Buiten een faillissementssituatie leidt een gebrekkige boekhouding of het niet voldoen aan de publicatieplicht niet zonder meer tot persoonlijke aansprakelijkheid van de bestuurder van een vennootschap jegens één of meer crediteuren van de vennootschap. [appellanten] hebben, tegen de achtergrond van de in r.o. 3.6 geschetste omstandigheden, onvoldoende toegelicht op welke gronden [geïntimeerde] wegens gebrekkige boekhouding en/of het niet publiceren van de jaarrekeningen persoonlijk aansprakelijk kan worden gehouden voor de schade die [appellanten] leiden doordat de lening door No Joke Shoes niet wordt terugbetaald en No Joke Shoes daarvoor ook geen verhaal biedt.
3.8
Het hof heeft niet kunnen vaststellen dat [geïntimeerde] zich bij de liquidatie van No Joke Shoes niet aan de wettelijke bepalingen heeft gehouden.
3.9
De slotsom is dat de grieven falen. [appellanten] hebben geen stellingen ingenomen die tot een ander oordeel kunnen leiden.
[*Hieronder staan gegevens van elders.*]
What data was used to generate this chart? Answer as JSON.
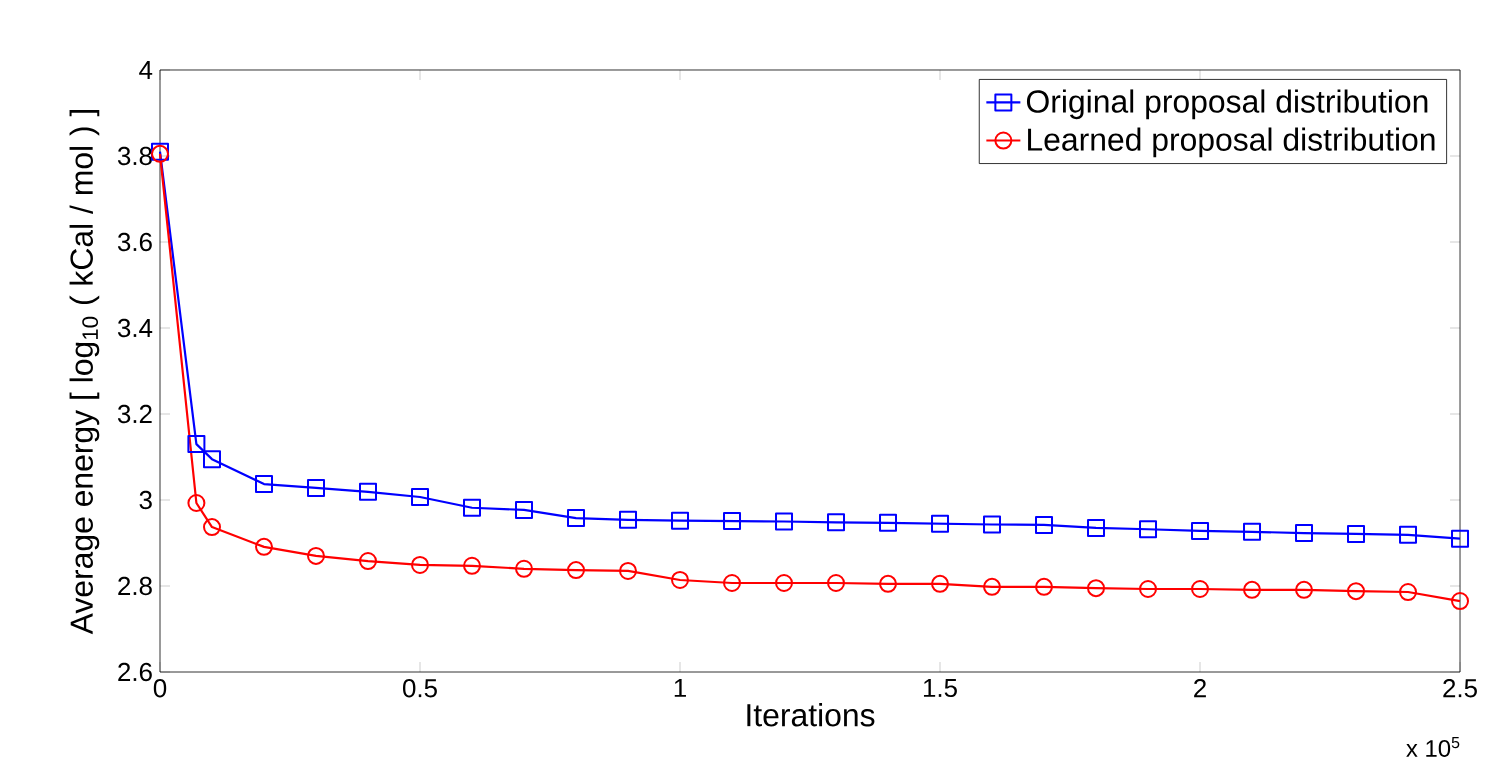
{
  "chart_data": {
    "type": "line",
    "xlabel": "Iterations",
    "ylabel": "Average energy [ log$_{10}$ ( kCal / mol ) ]",
    "annotations": [
      "x 10$^{5}$"
    ],
    "x": [
      0,
      0.07,
      0.1,
      0.2,
      0.3,
      0.4,
      0.5,
      0.6,
      0.7,
      0.8,
      0.9,
      1.0,
      1.1,
      1.2,
      1.3,
      1.4,
      1.5,
      1.6,
      1.7,
      1.8,
      1.9,
      2.0,
      2.1,
      2.2,
      2.3,
      2.4,
      2.5
    ],
    "series": [
      {
        "name": "Original proposal distribution",
        "color": "#0000ff",
        "marker": "square",
        "values": [
          3.81,
          3.13,
          3.095,
          3.037,
          3.028,
          3.019,
          3.007,
          2.982,
          2.977,
          2.958,
          2.954,
          2.952,
          2.951,
          2.95,
          2.948,
          2.947,
          2.945,
          2.943,
          2.942,
          2.935,
          2.932,
          2.928,
          2.926,
          2.923,
          2.921,
          2.919,
          2.91
        ]
      },
      {
        "name": "Learned proposal distribution",
        "color": "#ff0000",
        "marker": "circle",
        "values": [
          3.805,
          2.993,
          2.937,
          2.891,
          2.87,
          2.858,
          2.849,
          2.847,
          2.84,
          2.837,
          2.835,
          2.814,
          2.807,
          2.807,
          2.807,
          2.805,
          2.805,
          2.798,
          2.798,
          2.795,
          2.793,
          2.793,
          2.791,
          2.791,
          2.788,
          2.786,
          2.765
        ]
      }
    ],
    "xlim": [
      0,
      2.5
    ],
    "xticks": [
      0,
      0.5,
      1,
      1.5,
      2,
      2.5
    ],
    "ylim": [
      2.6,
      4
    ],
    "yticks": [
      2.6,
      2.8,
      3,
      3.2,
      3.4,
      3.6,
      3.8,
      4
    ],
    "grid": false,
    "legend": "top right",
    "line_style": "solid"
  }
}
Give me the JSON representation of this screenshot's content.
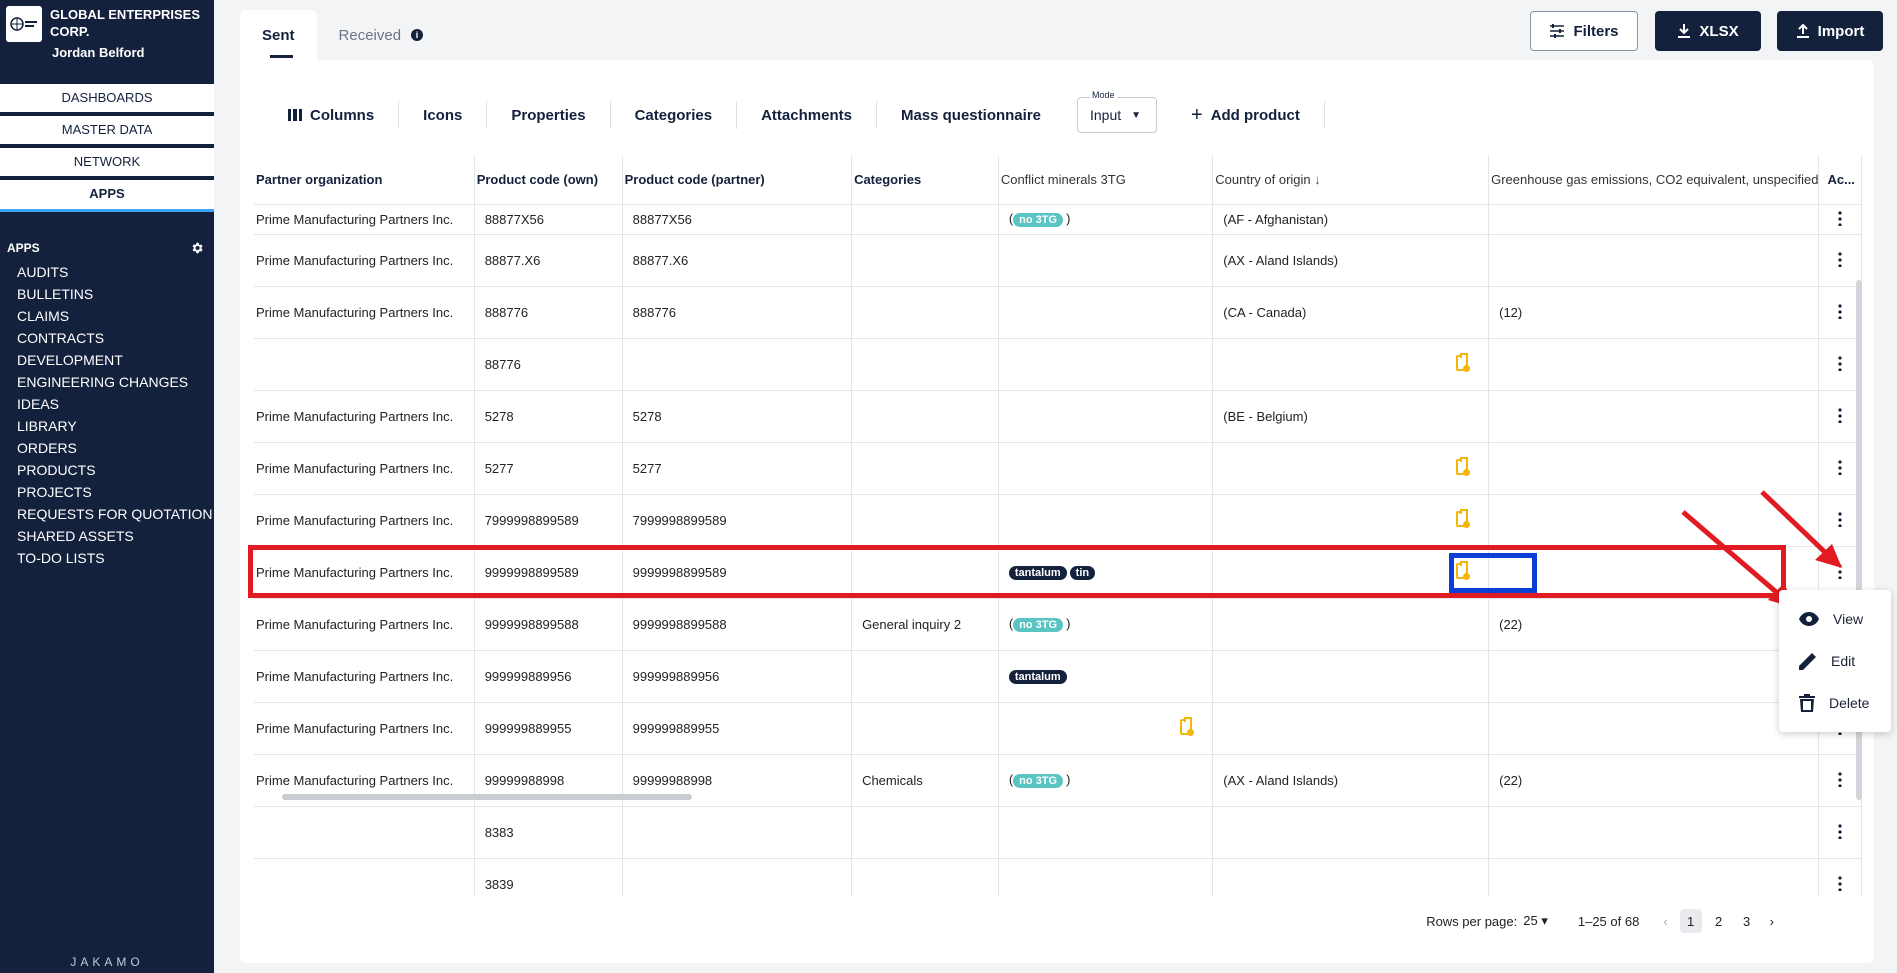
{
  "org": {
    "name_line1": "GLOBAL ENTERPRISES",
    "name_line2": "CORP.",
    "user": "Jordan Belford"
  },
  "topnav": [
    "DASHBOARDS",
    "MASTER DATA",
    "NETWORK",
    "APPS"
  ],
  "apps_heading": "APPS",
  "apps": [
    "AUDITS",
    "BULLETINS",
    "CLAIMS",
    "CONTRACTS",
    "DEVELOPMENT",
    "ENGINEERING CHANGES",
    "IDEAS",
    "LIBRARY",
    "ORDERS",
    "PRODUCTS",
    "PROJECTS",
    "REQUESTS FOR QUOTATION",
    "SHARED ASSETS",
    "TO-DO LISTS"
  ],
  "brand": "JAKAMO",
  "tabs": {
    "sent": "Sent",
    "received": "Received"
  },
  "buttons": {
    "filters": "Filters",
    "xlsx": "XLSX",
    "import": "Import"
  },
  "toolbar": {
    "columns": "Columns",
    "icons": "Icons",
    "properties": "Properties",
    "categories": "Categories",
    "attachments": "Attachments",
    "mass": "Mass questionnaire",
    "mode_label": "Mode",
    "mode_value": "Input",
    "add": "Add product"
  },
  "headers": [
    "Partner organization",
    "Product code (own)",
    "Product code (partner)",
    "Categories",
    "Conflict minerals 3TG",
    "Country of origin",
    "Greenhouse gas emissions, CO2 equivalent, unspecified",
    "Ac..."
  ],
  "rows": [
    [
      "Prime Manufacturing Partners Inc.",
      "88877X56",
      "88877X56",
      "",
      "no3tg",
      "(AF - Afghanistan)",
      "",
      ""
    ],
    [
      "Prime Manufacturing Partners Inc.",
      "88877.X6",
      "88877.X6",
      "",
      "",
      "(AX - Aland Islands)",
      "",
      ""
    ],
    [
      "Prime Manufacturing Partners Inc.",
      "888776",
      "888776",
      "",
      "",
      "(CA - Canada)",
      "(12)",
      ""
    ],
    [
      "",
      "88776",
      "",
      "",
      "",
      "clip",
      "",
      ""
    ],
    [
      "Prime Manufacturing Partners Inc.",
      "5278",
      "5278",
      "",
      "",
      "(BE - Belgium)",
      "",
      ""
    ],
    [
      "Prime Manufacturing Partners Inc.",
      "5277",
      "5277",
      "",
      "",
      "clip",
      "",
      ""
    ],
    [
      "Prime Manufacturing Partners Inc.",
      "7999998899589",
      "7999998899589",
      "",
      "",
      "clip",
      "",
      ""
    ],
    [
      "Prime Manufacturing Partners Inc.",
      "9999998899589",
      "9999998899589",
      "",
      "tantalum,tin",
      "clip",
      "",
      ""
    ],
    [
      "Prime Manufacturing Partners Inc.",
      "9999998899588",
      "9999998899588",
      "General inquiry 2",
      "no3tg",
      "",
      "(22)",
      ""
    ],
    [
      "Prime Manufacturing Partners Inc.",
      "999999889956",
      "999999889956",
      "",
      "tantalum",
      "",
      "",
      ""
    ],
    [
      "Prime Manufacturing Partners Inc.",
      "999999889955",
      "999999889955",
      "",
      "clip",
      "",
      "",
      ""
    ],
    [
      "Prime Manufacturing Partners Inc.",
      "99999988998",
      "99999988998",
      "Chemicals",
      "no3tg",
      "(AX - Aland Islands)",
      "(22)",
      ""
    ],
    [
      "",
      "8383",
      "",
      "",
      "",
      "",
      "",
      ""
    ],
    [
      "",
      "3839",
      "",
      "",
      "",
      "",
      "",
      ""
    ]
  ],
  "chips": {
    "no3tg": "no 3TG",
    "tantalum": "tantalum",
    "tin": "tin"
  },
  "menu": {
    "view": "View",
    "edit": "Edit",
    "delete": "Delete"
  },
  "pager": {
    "rows_label": "Rows per page:",
    "rows_value": "25",
    "range": "1–25 of 68",
    "pages": [
      "1",
      "2",
      "3"
    ]
  }
}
Aan bewijslevering komt het hof niet toe. Het vonnis waarvan beroep zal worden bekrachtigd. [appellanten] zullen als in het ongelijk gestelde partij worden verwezen in de kosten van het geding in hoger beroep.

4.Beslissing

Het hof:
bekrachtigt het vonnis waarvan beroep;
veroordeelt [appellanten] in de kosten van het geding in hoger beroep, tot op heden aan de zijde van [geïntimeerde] begroot op € 332,- aan verschotten en € 6.556,- voor salaris;
verklaart deze veroordelingen uitvoerbaar bij voorraad.
Dit arrest is gewezen door mrs. W.A.H. Melissen, D.J. Oranje en H. Koster en door de rolraadsheer in het openbaar uitgesproken op 26 april 2022.